The firm highlighted a valuation concern, noting that Envista's shares are trading at nearly 16 times the next twelve months' (NTM) earnings per share (EPS) estimate of $1.00, which spans from the third quarter of 2024 through the second quarter of 2025. This valuation is higher than what the buy-side might anticipate, considering they may be using overestimated figures for the coming years.

The analyst from Baird compared Envista's situation with that of Henry Schein Inc. (NASDAQ:HSIC), which is currently trading at a 13 times NTM price-to-earnings (P/E) multiple.

The firm expressed confidence in Henry Schein's ability to continue delivering earnings growth over the next two years, a period during which Envista may face challenges in maintaining stable EPS, anticipated to be in the low $1.00 range. This contrast in performance and valuation metrics led Baird to upgrade Henry Schein to an Outperform rating, while Envista's rating remained unchanged.

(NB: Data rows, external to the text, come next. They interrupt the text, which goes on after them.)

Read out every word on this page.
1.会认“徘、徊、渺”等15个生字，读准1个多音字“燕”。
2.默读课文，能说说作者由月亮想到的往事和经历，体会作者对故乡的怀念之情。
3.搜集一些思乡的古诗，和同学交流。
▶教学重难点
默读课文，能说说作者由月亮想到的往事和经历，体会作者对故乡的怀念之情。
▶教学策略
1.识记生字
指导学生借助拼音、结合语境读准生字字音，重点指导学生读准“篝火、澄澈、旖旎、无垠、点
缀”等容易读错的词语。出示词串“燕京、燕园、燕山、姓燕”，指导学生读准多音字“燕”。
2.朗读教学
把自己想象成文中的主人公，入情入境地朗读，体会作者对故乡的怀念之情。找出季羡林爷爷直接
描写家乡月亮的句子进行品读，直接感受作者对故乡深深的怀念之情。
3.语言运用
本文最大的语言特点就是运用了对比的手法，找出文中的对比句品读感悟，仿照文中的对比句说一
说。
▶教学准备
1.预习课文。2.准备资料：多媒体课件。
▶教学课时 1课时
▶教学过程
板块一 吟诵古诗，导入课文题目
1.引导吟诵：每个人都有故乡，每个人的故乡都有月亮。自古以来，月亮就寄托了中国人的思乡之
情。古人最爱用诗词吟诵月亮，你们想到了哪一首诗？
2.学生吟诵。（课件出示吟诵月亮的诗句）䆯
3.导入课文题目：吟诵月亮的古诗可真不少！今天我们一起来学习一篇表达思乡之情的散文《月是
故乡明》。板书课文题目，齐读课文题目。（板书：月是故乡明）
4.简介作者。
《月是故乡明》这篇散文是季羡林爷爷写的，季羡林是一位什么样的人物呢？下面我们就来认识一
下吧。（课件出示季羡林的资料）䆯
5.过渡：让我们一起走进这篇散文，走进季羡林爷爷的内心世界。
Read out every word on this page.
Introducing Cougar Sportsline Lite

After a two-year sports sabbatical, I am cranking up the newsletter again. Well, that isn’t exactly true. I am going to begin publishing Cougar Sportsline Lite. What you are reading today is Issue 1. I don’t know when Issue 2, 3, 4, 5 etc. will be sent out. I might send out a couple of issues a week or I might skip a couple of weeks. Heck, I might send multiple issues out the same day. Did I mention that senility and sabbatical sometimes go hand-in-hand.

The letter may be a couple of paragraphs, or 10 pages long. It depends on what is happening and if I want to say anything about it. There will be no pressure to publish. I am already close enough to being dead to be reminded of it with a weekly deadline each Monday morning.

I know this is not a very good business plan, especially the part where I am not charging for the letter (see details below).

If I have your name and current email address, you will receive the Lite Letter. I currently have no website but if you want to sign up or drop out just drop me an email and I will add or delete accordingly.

The report suggests that the market's expectations for Envista may be set too high based on the "Street's too-high numbers" for the next couple of years. The analyst's updated estimates for 2024 and 2025 take into account these considerations and the potential for Envista to struggle in holding its EPS stable, as opposed to Henry Schein, which seems poised for consistent growth.

Envista Holdings Corp., which operates in the dental industry, has been under scrutiny by Baird as it evaluates the company's financial projections and market position relative to its competitors. The firm's decision to lower the price target reflects a cautious outlook on Envista's earnings potential and stock performance in the near future.

The update from Baird comes as investors continue to assess the value and growth prospects of companies within the healthcare sector, with particular attention to their earnings multiples and the ability to sustain or increase profitability in a competitive market landscape.